Sarah shot me a look, and I changed my tune quickly.
The last occasion when I'd spent time with Sarah's friends from childhood was when her previous wedding was called off and we all gathered at Tanya's mom's house in Brentwood for moral support. For reasons still unknown to me, I took the breakup harder than anyone else, including Sarah. After three days of me sleeping over at Sarah's apartment with the two of us in her bed and me waking up each morning in tears, Sarah basically told me she needed a break.
"I think we need some time apart," she informed me while I was folding her laundry one afternoon and watching Another World. "I've been dumped, I have a wedding to cancel, and I need you to accept it and move on. You need to get your life going in the right direction. It's not healthy for me to be sitting around here every day watching daytime television while you're in a housedress."
I was bringing her down. I had felt so blindsided by the breakup that I didn't know if I would ever be able to date again.
After that it took a while for any of her friends to accept the fact that I wasn't deranged, and I didn't want to cause any more rumblings now. I wanted them to know that I was normal and healthy and could take on responsibilities without shitting my pants.
"I'll get the dog myself," I told Tanya. "I promise."
I did intend to get the dog, but I had zero intention of actually picking it up from the pound. Largely because the words "Los Angeles" came before the word "pound," and the words "Los Angeles" at the beginning of any establishment's name imply to me large, smelly, disorganized rooms filled with large, smelly, disorganized people. My last experience with a circus tent of that caliber was with the L.A. County Women's Prison. L.A. Free Clinic, L.A. Animal Shelter, LAPD-you name it, they all sound appalling. " Los Angeles " came to have the same negative connotation as the word "adult" before something: adult braces, adult diapers, adult acne-all incredibly discouraging.
The day after we returned from the bachelorette weekend, I woke up hallucinating in a pool of my own detoxification sweat. Twenty-four hours of not eating any real food and chugging three thirty-eight-ounce concoctions of something brown had taken their toll on my pituitary gland. By 8:00 A.M. I had vomited three times and made the executive decision that my body had too many toxins to release. Ted looked at me with my head inside the toilet and gently reminded me that starting a cleanse after a weekend of drinking wasn't the smartest life choice for me or my vessel.
"I was trying to do it in solidarity with Sarah for the wedding," I whimpered, with one hand on the side of the cold toilet and the other hand making a chignon out of the hair I was trying to keep from falling in.

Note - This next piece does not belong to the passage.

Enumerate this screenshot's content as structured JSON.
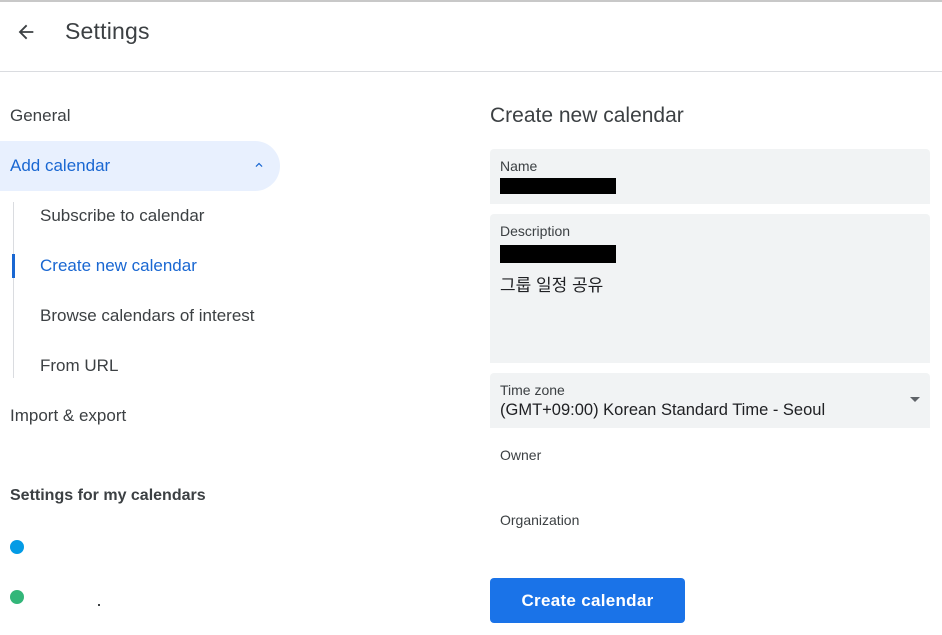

"Cleanses are stupid, honey," he said, shaking his head. "Can I get you some ginger ale, or water, or oatmeal?"
"Yes, Ted. Oatmeal sounds fabulous right now. Do we have enough for three bowls?"
Instead I stopped by Del Taco on my way in to work. I ordered a breakfast burrito, and when the drive-through attendant asked if I wanted hash browns or french fries, I yelled, "BOTH, BITCH!" Then I took a picture of the drive-through window on my camera phone and e-mailed it to Ivory and Sarah with a heading attached that read "Breakfast." I didn't e-mail Tanya for obvious reasons.
Eva confirmed that she received my e-mail about the dog but wanted to verify that I was serious about getting it before she headed to the pound. "What if he's a bad dog or something's really wrong with him when I get there?" she asked me. "Do you want me to just make a judgment call, or should I bring him back no matter what?"
"Yeah, I guess. I don't know. Whatever you think."
"Okay, got it," she told me. "Let me just finish alphabetizing your makeup, and I'll try and get back to the office before lunch. And what about Ted? Does he know about this?"
"Yes," I lied.
Eva and Ted were in cahoots, and if you wanted to keep something from one of them, it was best to lie to both.
I was sitting in my partner Tom's office getting ready to tape the show when Eva walked in with the dog. "Here he is!" she said, panting. "They said at the pound that they think he's half chow, half German shepherd, and he's a really good dog. He knows how to sit and give a paw, and his paperwork says his name is Guinness, but his tag says Princess Leia."
"Is he a cross-dresser?" I asked her.
She frowned. "I don't know, but he really is good. I kind of can't believe it." Normally Eva can't be trusted for a real opinion, because she refuses to say anything negative-not my favorite quality in a person-but from what I could deduce, she seemed to be right about the dog.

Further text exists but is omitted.